Class-specific camera design with random object displacements over a large input field-of-view
In consideration of different imaging scenarios, where the target objects can appear at arbitrary spatial locations within a large input FOV, we further demonstrated a class-specific camera design that selectively images the input objects from a given data class within a large FOV. As the space-bandwidth product at the input (SBPi) and the output (SBPo) planes increased in this case, we used a deeper architecture with more diffractive neurons, since in general the number of trainable diffractive features in a given design needs to scale proportional to SBPi × SBPo [39, 40]. Therefore, we used seven diffractive layers, each with 300 × 300 diffractive neurons/pixels. During the training phase, 48,000 MNIST handwritten digits were randomly placed within the input FOV of the camera, one by one, and the handwritten digit ‘2’ was selected to be specifically imaged at the corresponding location on the output/image plane while the input objects from the other classes were to be erased (see the “Methods” section). As demonstrated in Additional file 4: Movie S3, test objects from the target data class (the handwritten digit ‘2’) can be faithfully imaged regardless of their varying locations, while the objects from the other data classes were all-optically erased, only yielding noisy images at the output plane. This deeper diffractive camera exhibits class-specific imaging over a larger input FOV regardless of the random displacements of the input objects. The blind testing performance shown in Additional file 4: Movie S3 can be further improved with wider and deeper diffractive camera architectures with more trainable features to better cope with the increased space-bandwidth product at the input and output fields-of-view.

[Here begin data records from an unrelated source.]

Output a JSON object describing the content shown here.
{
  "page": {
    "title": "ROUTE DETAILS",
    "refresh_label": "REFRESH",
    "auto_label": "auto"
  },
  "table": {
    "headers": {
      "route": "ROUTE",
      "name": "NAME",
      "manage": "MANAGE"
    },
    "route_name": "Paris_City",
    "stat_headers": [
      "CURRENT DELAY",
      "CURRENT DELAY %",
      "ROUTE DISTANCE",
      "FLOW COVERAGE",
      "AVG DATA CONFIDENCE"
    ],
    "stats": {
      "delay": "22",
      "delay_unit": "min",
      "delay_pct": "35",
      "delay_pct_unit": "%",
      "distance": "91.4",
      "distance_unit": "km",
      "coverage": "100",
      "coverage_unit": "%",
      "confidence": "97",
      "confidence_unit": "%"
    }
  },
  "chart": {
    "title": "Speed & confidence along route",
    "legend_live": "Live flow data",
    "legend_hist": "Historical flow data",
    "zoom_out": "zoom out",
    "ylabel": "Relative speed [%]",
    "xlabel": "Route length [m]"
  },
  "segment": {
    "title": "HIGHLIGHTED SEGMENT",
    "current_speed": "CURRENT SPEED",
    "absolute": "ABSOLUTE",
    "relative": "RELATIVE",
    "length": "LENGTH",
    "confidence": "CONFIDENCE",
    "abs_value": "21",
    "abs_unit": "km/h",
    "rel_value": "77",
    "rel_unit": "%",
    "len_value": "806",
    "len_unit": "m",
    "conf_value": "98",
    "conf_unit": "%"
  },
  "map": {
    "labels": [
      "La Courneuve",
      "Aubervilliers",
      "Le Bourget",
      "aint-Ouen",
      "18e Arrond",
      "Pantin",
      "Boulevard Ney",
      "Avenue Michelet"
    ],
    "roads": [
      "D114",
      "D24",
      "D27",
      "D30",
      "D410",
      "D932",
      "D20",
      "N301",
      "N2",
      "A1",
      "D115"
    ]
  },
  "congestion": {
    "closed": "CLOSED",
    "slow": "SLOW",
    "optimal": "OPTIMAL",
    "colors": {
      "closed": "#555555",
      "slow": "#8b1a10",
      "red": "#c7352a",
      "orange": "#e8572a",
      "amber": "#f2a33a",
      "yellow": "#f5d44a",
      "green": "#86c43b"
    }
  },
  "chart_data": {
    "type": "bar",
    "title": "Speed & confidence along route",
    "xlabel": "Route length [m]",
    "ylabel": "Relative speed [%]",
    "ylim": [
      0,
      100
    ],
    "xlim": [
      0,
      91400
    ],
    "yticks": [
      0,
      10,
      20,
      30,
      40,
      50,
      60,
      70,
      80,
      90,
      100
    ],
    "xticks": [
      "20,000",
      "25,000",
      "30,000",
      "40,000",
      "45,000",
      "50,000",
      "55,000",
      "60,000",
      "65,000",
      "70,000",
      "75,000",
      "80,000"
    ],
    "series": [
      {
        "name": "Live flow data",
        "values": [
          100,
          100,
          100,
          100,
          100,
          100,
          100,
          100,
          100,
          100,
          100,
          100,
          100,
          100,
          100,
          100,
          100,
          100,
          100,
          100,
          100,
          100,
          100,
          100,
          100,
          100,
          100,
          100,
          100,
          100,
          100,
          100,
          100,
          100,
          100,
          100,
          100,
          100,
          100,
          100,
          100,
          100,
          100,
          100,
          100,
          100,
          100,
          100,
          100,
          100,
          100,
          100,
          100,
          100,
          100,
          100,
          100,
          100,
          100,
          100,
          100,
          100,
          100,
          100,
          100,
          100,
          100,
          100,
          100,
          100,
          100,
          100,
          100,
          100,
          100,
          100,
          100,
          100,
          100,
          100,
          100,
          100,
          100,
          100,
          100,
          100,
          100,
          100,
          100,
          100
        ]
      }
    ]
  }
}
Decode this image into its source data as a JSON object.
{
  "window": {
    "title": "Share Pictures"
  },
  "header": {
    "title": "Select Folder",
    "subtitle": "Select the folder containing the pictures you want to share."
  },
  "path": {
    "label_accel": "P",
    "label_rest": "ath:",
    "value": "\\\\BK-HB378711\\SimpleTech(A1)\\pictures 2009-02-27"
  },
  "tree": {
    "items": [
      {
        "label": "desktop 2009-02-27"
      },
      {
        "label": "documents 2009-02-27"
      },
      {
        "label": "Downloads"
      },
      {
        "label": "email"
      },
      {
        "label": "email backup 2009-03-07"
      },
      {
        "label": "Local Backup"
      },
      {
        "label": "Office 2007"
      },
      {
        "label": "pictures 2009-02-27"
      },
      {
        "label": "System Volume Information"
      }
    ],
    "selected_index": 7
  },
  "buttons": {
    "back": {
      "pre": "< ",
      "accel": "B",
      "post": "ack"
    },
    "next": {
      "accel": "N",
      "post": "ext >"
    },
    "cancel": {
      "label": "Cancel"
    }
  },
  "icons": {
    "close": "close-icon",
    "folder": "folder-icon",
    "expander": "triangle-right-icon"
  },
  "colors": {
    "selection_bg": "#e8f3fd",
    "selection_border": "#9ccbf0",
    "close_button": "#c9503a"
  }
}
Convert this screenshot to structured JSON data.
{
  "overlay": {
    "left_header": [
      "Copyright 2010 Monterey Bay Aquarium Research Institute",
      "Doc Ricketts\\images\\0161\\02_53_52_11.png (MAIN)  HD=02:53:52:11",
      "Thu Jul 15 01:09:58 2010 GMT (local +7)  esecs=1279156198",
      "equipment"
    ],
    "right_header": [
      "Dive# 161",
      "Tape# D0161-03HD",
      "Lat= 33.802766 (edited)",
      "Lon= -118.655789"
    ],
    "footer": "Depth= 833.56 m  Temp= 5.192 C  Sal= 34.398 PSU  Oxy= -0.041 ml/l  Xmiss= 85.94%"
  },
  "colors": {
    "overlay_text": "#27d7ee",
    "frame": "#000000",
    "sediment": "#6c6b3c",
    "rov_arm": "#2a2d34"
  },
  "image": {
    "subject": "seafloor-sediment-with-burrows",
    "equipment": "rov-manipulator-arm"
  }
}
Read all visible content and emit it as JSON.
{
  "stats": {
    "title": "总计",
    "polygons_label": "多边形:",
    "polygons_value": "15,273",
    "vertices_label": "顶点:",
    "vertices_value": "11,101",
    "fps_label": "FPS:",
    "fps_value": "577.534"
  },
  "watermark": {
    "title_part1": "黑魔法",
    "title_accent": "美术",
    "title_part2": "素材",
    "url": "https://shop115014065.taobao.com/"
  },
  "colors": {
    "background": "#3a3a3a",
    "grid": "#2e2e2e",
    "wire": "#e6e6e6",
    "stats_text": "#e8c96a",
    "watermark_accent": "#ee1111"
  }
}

Class-specific permutation camera design
Apart from directly imaging the objects from a target data class, a class-specific diffractive camera can also be designed to output pixel-wise permuted images of target objects, while all-optically erasing other types of objects. To demonstrate this class-specific image permutation as a form of all-optical encryption, we designed a five-layer diffractive permutation camera, which takes MNIST handwritten digits as its input and performs an all-optical permutation only on the target data class (e.g., handwritten digit ‘2’). The corresponding inverse permutation operation can be sequentially applied on the pixel-wise permuted output images to recover the original handwritten digits, ‘2’. The other handwritten digits, however, will be all-optically erased, with noise-like features appearing at the output FOV, before and after the inverse permutation operation (Fig. 5a). Stated differently, the all-optical permutation of this diffractive camera operates on a specific data class, whereas the rest of the objects from other data classes are irreversibly lost/erased at the output FOV.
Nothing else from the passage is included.